Quem: Jürgen Klopp e Federação Alemã de Futebol (DFB) — O quê: técnico avalia possibilidade de assumir a seleção — Quando: debate reacendido após a eliminação precoce na Copa do Mundo de 2026 — Onde: futebol alemão — Por quê: necessidade de reconstrução da identidade tática e psicológica da tetracampeã mundial.
Por que Klopp surge como candidato natural
De acordo com o jornal britânico Telegraph, Klopp, recentemente desligado do Liverpool e hoje chefe global de futebol da Red Bull, está aberto a conversar com a DFB. Ainda que o treinador tenha evitado alimentar especulações publicamente, seu histórico vitorioso em Mainz 05, Borussia Dortmund e Liverpool o coloca como referência imediata sempre que a Alemanha necessita de um “reset” estrutural.
Desde o título mundial de 2014, a Mannschaft acumulou duas eliminações na fase de grupos da Copa (2018 e 2026) e uma queda nas oitavas na Euro 2020, refletindo perda de identidade coletiva. Klopp, reconhecido por criar culturas vencedoras, atende justamente essa carência.
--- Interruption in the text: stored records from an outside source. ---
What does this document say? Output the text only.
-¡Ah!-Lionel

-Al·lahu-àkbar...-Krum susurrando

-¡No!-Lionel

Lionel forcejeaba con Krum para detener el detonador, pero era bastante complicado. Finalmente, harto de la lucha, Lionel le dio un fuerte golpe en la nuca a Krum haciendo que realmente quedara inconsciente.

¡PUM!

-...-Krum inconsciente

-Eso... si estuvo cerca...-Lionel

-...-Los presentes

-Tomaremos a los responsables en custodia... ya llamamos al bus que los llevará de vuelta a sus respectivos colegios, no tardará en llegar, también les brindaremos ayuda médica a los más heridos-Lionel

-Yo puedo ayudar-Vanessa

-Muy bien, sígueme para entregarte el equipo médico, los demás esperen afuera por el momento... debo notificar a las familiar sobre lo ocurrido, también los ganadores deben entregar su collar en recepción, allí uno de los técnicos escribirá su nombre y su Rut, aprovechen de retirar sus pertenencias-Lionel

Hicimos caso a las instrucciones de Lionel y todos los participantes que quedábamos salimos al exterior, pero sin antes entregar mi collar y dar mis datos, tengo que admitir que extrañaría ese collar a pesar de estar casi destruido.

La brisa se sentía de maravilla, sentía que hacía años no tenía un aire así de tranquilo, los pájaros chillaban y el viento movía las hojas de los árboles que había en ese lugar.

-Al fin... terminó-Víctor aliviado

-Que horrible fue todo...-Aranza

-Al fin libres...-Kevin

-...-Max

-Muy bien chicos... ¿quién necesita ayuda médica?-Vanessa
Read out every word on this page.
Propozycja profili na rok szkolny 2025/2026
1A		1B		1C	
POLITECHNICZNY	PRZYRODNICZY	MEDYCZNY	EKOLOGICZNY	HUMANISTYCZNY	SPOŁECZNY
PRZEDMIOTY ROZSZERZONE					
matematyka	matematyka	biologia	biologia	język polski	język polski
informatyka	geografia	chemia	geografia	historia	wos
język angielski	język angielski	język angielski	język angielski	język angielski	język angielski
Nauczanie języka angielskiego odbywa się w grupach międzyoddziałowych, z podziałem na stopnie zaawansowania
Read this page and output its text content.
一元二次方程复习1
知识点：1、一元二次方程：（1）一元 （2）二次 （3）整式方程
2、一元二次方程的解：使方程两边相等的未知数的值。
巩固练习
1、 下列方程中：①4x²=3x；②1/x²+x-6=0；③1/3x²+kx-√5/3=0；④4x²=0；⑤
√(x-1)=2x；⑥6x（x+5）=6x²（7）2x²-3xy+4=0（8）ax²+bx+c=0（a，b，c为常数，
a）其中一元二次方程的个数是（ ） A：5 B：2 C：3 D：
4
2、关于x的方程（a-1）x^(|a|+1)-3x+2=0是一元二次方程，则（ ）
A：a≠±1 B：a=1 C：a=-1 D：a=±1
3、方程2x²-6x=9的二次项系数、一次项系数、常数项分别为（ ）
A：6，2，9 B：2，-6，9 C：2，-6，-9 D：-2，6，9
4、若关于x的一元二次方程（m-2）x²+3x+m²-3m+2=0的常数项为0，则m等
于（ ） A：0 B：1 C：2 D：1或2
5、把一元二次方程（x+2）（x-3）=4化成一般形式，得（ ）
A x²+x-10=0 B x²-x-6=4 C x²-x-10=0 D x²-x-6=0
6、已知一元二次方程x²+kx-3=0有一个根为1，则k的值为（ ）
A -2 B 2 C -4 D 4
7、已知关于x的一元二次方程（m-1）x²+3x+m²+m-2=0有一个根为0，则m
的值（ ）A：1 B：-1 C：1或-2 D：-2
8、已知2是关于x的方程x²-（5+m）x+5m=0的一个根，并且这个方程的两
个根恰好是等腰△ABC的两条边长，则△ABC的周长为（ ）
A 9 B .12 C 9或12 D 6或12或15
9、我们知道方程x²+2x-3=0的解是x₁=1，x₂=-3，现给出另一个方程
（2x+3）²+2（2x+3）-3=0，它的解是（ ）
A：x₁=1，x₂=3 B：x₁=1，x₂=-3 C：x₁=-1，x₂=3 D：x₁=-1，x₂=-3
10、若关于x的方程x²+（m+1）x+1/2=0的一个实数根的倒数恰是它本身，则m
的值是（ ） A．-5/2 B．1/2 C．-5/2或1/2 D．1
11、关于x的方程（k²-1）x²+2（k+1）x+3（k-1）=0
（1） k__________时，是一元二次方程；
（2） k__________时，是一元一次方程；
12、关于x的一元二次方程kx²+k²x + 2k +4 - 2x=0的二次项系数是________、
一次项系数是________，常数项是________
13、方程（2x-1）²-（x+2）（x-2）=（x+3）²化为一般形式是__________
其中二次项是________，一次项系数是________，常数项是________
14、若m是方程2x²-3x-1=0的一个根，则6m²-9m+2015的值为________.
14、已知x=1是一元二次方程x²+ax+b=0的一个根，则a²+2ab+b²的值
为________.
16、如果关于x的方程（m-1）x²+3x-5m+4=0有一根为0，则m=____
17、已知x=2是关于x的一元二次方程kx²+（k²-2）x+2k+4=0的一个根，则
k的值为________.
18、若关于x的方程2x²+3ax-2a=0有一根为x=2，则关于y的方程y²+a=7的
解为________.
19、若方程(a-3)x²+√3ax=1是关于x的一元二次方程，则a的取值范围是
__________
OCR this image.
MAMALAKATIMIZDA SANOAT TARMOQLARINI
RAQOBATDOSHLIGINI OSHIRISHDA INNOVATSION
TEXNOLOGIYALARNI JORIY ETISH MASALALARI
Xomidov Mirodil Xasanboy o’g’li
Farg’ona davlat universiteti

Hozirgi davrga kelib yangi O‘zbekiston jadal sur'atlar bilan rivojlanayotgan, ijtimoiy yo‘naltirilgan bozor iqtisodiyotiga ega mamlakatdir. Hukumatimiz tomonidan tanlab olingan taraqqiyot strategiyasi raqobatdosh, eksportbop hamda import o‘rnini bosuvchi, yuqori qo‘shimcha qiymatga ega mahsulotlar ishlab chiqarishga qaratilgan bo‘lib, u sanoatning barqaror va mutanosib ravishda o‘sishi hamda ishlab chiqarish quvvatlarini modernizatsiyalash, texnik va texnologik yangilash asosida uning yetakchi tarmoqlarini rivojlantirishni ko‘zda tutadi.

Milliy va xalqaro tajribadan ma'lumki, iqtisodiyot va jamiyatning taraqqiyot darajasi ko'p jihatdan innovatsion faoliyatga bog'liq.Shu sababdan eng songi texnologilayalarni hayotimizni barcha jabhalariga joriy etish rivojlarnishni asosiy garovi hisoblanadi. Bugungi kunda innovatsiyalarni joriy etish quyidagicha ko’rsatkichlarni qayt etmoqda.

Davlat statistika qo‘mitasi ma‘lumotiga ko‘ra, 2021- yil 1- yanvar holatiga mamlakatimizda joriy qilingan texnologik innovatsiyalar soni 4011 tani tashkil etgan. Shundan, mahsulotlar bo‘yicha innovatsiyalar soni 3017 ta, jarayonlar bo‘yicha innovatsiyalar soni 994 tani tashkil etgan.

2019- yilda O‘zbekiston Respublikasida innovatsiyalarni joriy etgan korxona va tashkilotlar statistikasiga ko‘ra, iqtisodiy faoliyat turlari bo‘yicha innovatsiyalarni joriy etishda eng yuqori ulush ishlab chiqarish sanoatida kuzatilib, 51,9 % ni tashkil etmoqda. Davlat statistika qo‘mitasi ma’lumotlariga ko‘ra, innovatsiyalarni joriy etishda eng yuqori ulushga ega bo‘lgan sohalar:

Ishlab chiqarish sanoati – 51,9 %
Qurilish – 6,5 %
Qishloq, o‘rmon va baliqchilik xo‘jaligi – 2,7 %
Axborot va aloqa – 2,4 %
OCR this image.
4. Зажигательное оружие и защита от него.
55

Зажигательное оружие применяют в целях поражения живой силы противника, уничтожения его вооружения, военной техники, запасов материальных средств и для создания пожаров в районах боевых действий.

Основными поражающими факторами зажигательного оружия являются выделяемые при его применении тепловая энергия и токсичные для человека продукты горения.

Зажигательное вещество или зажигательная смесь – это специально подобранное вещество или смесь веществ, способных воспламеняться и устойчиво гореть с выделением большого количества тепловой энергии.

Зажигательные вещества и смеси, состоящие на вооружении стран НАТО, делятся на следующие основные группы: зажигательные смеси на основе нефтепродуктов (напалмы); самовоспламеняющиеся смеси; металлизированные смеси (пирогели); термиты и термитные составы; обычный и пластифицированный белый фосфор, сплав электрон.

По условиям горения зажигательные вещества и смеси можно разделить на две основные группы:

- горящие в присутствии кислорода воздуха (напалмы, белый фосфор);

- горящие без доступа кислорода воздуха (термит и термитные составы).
Gestão de grupo: o trunfo emocional de Klopp
Seus ex-jogadores relatam ambiente de meritocracia intensa, confiança e alta exigência diária. Essa combinação poderia potencializar a nova geração alemã, liderada por Jamal Musiala (23 anos em 2026) e Florian Wirtz (23). A Alemanha dos últimos ciclos exibiu fragilidade psicológica em mata-matas; clubes de Klopp, ao contrário, são lembrados por viradas históricas e resiliência, aspecto crítico em torneios de tiro curto.
A lógica tática: gegenpressing e a identidade perdida
Klopp popularizou o gegenpressing — pressão imediata pós-perda para transformar recuperação de bola em ataque vertical. O modelo dialoga com o perfil físico e técnico da base alemã atual, que conta com laterais de alta rotação (por exemplo, David Raum) e meias acostumados à marcação pressão na Bundesliga.
Sob sua direção, Mainz subiu para a elite, o Dortmund quebrou a hegemonia do Bayern e o Liverpool voltou ao topo europeu. Em todos, manteve consistência mesmo com elencos diferentes, sugerindo rápida adaptação a ciclos curtos de seleções.
Raio-X da Alemanha pós-2014
- Copa 2018: 17º lugar, 1V-2D, pior campanha da história.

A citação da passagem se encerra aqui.